Was there any evidence of such a fault? What about a relay oscillogram - any info from that quarter? (Perhaps you could post an oscillogram as you did for your previous motor starting post)
Just a thought - you say that the instantaneous is set well above the locked rotor, but does the setting allow for full offset in the locked rotor current waveform?

peterb good discussion - In this case the instantaneous function is set for 1.4*LRA. But it's an electronic relay which incoporates an inverse characteristic for the instantaneous element (sound like a contradiction but it's not) for times less than about 0.1 sec. The intent of that inverse characteristic is to mimic the shape of ac plus decaying offset so that the instantaneous "asymptote" can be set closer to LRA. Manufacturer literature originally recommended setting at 1.1*LRA... we went to 1.4LRA for extra margin against spurious trips. Our total peak current including dc offset is higher than the asymptote of the instantaneous trip but well within the curve published by the manufacturer. This makes me a little skeptical because we test only the asymptote portion of the instantaneous feature... too difficult to test the inverse portion. So in order to prevent tripping, we are "relying" on a portion of the curve that we don't test. Mfr now is hedging a little bit... suggests that we should bump our setpoint if we're seeing trips. This is first trip in 10 yrs among 6 similar motors started approx once per month. There are a number of reasons to expect possible variability in instantaneous performance.
These would include phase closing angle, motor residual magnetism (although I've never heard of this as a factor except possibly after dc testing).
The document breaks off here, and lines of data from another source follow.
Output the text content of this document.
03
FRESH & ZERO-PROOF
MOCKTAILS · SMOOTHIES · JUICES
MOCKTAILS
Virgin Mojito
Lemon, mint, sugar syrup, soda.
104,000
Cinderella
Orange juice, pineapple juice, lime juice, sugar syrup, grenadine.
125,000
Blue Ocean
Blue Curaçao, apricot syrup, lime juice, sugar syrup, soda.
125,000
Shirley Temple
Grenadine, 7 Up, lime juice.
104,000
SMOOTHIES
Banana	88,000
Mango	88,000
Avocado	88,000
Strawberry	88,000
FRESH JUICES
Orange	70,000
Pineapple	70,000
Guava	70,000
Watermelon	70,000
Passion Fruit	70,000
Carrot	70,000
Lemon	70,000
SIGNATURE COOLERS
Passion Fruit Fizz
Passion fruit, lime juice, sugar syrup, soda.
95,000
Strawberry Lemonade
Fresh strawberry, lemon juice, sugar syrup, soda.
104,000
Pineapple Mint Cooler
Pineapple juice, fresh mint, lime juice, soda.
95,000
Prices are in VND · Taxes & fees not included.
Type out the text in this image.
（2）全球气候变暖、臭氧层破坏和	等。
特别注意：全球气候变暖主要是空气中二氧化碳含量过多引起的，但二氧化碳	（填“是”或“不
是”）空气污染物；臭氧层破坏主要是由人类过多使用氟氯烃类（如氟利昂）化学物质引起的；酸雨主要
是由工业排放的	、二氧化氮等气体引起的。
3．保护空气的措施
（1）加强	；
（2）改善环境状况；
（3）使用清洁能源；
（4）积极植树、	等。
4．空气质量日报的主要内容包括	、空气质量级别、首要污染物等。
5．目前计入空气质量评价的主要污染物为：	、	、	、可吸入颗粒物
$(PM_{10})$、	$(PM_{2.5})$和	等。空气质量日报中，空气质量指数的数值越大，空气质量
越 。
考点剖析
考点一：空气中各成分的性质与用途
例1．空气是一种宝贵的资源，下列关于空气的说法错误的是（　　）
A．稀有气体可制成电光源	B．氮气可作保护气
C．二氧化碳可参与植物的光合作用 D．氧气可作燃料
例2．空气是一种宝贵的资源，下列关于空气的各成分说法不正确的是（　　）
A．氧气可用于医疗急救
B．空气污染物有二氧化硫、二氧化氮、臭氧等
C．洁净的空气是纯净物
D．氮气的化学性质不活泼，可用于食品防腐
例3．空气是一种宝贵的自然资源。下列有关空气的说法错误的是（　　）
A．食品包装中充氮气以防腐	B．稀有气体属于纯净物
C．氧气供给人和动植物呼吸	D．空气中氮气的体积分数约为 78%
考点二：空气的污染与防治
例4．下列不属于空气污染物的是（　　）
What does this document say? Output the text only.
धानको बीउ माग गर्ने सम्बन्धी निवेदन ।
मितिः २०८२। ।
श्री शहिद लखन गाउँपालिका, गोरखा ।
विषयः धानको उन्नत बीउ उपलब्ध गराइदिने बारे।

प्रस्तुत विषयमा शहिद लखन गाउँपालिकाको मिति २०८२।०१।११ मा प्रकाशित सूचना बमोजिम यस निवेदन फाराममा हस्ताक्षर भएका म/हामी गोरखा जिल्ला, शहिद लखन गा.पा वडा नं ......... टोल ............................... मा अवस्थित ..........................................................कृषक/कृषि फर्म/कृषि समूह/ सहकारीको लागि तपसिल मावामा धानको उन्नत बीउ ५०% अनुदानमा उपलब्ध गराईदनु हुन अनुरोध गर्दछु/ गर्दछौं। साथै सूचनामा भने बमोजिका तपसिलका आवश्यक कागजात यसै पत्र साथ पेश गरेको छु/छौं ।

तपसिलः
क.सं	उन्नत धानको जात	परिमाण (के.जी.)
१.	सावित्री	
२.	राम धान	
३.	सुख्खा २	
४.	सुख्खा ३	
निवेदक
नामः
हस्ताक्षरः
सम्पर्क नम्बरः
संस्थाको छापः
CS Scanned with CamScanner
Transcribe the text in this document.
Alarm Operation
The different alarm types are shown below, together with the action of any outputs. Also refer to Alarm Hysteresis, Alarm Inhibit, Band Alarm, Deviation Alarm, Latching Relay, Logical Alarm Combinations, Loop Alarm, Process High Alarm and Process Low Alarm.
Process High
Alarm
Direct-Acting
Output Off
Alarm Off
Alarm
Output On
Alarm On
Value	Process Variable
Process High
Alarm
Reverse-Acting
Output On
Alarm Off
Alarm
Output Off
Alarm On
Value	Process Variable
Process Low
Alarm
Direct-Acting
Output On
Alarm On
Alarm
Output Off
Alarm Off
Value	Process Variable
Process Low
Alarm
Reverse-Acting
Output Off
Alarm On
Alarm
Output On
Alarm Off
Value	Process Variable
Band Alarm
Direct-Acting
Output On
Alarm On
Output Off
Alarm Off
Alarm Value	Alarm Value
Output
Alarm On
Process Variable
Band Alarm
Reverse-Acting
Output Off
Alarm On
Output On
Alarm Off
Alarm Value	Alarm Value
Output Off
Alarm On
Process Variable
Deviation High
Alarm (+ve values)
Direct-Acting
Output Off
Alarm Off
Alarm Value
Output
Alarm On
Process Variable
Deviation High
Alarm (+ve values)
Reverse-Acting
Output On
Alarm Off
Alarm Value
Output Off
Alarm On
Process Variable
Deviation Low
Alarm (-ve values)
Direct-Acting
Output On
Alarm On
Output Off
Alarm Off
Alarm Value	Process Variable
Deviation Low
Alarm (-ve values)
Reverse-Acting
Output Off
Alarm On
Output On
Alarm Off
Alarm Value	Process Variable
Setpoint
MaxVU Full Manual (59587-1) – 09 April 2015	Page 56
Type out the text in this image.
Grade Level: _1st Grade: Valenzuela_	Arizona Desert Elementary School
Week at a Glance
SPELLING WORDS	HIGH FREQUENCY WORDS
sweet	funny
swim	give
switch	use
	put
Motor, relay, cables, everything checked fine (only abnormal thing was mechancial system lineup). Relay was double-checked by vendor.

The only things that were slightly different during this particular start was the ac power supply lineup and the mechanical fluid system lineup (which I believe to be irrelevant as discussed).

Regarding the power supply lineup:
#1 - Voltage was in fact being monitored and was lower than normal (should reduce starting current).
#2 - with equipment powered from different sources we might possibly expect somewhat different R/X ratio (dc decay) depending on the source?

Suggestion: When it comes to a peculiar situation like this, one should not rule out the relay or protective device malfunction, unless one is biased in favor of motors.

jbartsos - relays tested ok when tested both on-site and by the vendor. (see 2nd paragraph 8/21 post). That is to say the instantaneous element picked up when a current slightly greater than the asymptote was applied.

It is one of those non-reproducible things that makes you rack your brains. The oscillographs posted on the other thread are of this exact motor, on a subsequent test start (started normally). Unfortunately, there was no permanently-mounted oscillography (or digital relays) to capture this one-time event.

It is of significance because the sole purpose of this pump is to auto-start in order to fulfill it's plant safety-function. If it trips during start, it fails when needed most.

electricpete -
Based on your experience here & the criticality of the application, I would strongly suggest that you increase the instantaneous setting to 1.7x locked rotor. What you gain in terms of certainty of successful starting will far outweigh the increase in clearing time for actual faults. Also, installation of a microprocessor relay could be considered - if the cost is justifiable on the basis of security of operation and information available.

Of course, you need to look carefully at the effect on coordination with upstream relays. Confirm that the motor cable is still adequately protected with the higher setting (this should not be a real concern, but needs to be checked).

Thanks peterb. You give me confidence that I have assessed the situation correctly. First on the mechanical effects, now on the setpoint change. I have recommended a setpoint increase. There are still some folks that are skeptical of that recommendation and reluctant to proceed for various reasons. We're going to double-check a few facts and do one more motor check.

Interesting problem, electricpete, I hope you will keep us informed. My first thoughts are that the analysis here ruling out mechanical causes are quite logical. Ruling out the trip relay as a cause was a good step too. My second thoughts however, concern the instaneous trip and inverse time functions. Are you sure this curve is limited to less than 0.1 seconds? With the motor checking out ok, something is different here, and the only differences you have pointed out are the supply, and pump loading. If you were already on the edge of your locked rotor curve vs. trip settings for example, I would not be very confident that no mechanical loading problems could have put you over your trip curve for time periods in the tenths of seconds. I would not absolutely rule it out without monitoring the motor starting currents.

Suggestion: Please, would you provide more information about the motor control and power supply quality.